When you are in the process of huntng for a job, it is likely that you will have to attend multiple interviews as well as submit many resumes to different employers. When navigating this process, you might face interview questions that make you feel uncomfortable, or deal with certain recruitment circumstances that you have never faced before.

It is important that you, as a job applicant, take the time to understand how the law works when it comes to recruitment in Missouri. That will allow you to take action if you believe that you have been discriminated against or treated unlawfully in any way.

Can interviewers ask any question they want in a job interview?

During an interview with a prospective employee, employers can ask many different questions on a wide range of topics. They will want to gain a picture of who you are as a person, therefore, they may ask you about a wide variety of topics that include your interests outside of work. However, since the 1960s, there have been laws in place across the United States that prohibit certain things from being asked in a hiring interview. These restrictions have been put in place in an attempt to prevent discrimination.

These banned interview questions are any that address characteristics that are protected from discrimination.
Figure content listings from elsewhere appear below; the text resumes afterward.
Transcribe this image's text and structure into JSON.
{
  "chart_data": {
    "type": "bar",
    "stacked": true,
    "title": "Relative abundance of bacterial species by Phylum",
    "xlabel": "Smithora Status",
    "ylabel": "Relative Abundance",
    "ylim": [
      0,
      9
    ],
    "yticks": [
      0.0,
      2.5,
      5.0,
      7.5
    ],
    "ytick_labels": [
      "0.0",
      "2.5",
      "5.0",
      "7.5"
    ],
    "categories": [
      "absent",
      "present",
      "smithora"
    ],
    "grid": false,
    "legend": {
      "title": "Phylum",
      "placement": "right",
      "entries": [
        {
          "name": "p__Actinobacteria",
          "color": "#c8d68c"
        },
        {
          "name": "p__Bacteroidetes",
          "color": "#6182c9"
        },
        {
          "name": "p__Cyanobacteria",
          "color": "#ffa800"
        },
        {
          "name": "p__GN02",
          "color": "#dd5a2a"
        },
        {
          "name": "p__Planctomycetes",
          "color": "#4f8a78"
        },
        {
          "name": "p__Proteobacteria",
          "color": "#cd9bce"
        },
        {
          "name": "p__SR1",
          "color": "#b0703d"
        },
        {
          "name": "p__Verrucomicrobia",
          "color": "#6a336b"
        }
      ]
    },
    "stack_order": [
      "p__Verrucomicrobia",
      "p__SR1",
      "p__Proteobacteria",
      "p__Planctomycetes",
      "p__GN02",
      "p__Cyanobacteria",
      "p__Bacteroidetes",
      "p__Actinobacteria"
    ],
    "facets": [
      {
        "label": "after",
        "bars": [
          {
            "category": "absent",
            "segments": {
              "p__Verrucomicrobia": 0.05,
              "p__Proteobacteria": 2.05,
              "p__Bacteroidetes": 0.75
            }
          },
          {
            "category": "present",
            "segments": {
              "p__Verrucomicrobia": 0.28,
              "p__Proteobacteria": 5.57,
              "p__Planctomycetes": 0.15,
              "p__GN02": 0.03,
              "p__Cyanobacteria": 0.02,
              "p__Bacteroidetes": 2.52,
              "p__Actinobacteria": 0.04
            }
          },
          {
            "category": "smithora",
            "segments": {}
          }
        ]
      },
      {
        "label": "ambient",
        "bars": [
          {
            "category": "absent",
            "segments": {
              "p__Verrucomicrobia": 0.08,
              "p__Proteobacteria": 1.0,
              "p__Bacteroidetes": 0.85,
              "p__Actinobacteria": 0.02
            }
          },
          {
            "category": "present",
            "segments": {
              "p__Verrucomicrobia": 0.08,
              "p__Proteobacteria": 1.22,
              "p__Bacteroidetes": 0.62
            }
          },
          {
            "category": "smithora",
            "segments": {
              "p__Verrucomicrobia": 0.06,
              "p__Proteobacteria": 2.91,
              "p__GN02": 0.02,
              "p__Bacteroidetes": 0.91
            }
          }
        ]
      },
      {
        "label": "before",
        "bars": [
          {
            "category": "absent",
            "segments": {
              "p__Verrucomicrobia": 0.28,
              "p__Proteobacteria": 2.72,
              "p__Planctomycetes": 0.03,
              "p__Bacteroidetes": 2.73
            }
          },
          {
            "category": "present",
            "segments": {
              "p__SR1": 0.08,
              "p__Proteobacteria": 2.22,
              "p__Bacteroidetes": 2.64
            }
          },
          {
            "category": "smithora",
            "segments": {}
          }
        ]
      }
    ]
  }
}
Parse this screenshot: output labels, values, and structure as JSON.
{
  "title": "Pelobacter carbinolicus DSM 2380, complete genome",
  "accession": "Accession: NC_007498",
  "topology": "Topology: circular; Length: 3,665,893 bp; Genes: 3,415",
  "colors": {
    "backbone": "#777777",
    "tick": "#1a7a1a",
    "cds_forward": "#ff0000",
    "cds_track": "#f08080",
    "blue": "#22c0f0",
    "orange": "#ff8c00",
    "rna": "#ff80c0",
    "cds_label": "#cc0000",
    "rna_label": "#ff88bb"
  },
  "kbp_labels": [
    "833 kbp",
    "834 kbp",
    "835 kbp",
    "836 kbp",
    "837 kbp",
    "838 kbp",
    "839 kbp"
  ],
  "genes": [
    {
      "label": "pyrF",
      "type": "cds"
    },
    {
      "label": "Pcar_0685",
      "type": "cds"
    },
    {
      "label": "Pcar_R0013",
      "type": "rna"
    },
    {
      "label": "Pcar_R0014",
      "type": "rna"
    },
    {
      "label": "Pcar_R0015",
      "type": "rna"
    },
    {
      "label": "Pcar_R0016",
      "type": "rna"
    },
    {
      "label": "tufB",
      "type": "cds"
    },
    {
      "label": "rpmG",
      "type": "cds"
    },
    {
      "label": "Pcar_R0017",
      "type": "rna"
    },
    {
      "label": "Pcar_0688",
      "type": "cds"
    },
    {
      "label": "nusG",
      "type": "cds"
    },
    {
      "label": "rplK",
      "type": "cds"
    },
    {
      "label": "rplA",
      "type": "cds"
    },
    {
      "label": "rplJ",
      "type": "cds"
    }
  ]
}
It would be unlawful for an employer to ask interviewees about whether they have a disability, what their ethnicity is, whether they are religious, or to ask what country they were born in.

What should an interviewee do if he or she encounters an illegal question?

It is important that all interviewees know what types of questions are illegal so that they can identify such questions in an interview. If they encounter an illegal question, they have the right to assert that the question was illegal, and refuse to answer.

If you have recently been in a job interview and believe that you were asked an illegal question, you may want to take action. It is important that you know you can stand up for your right to be free from employment discrimination in the state of Missouri.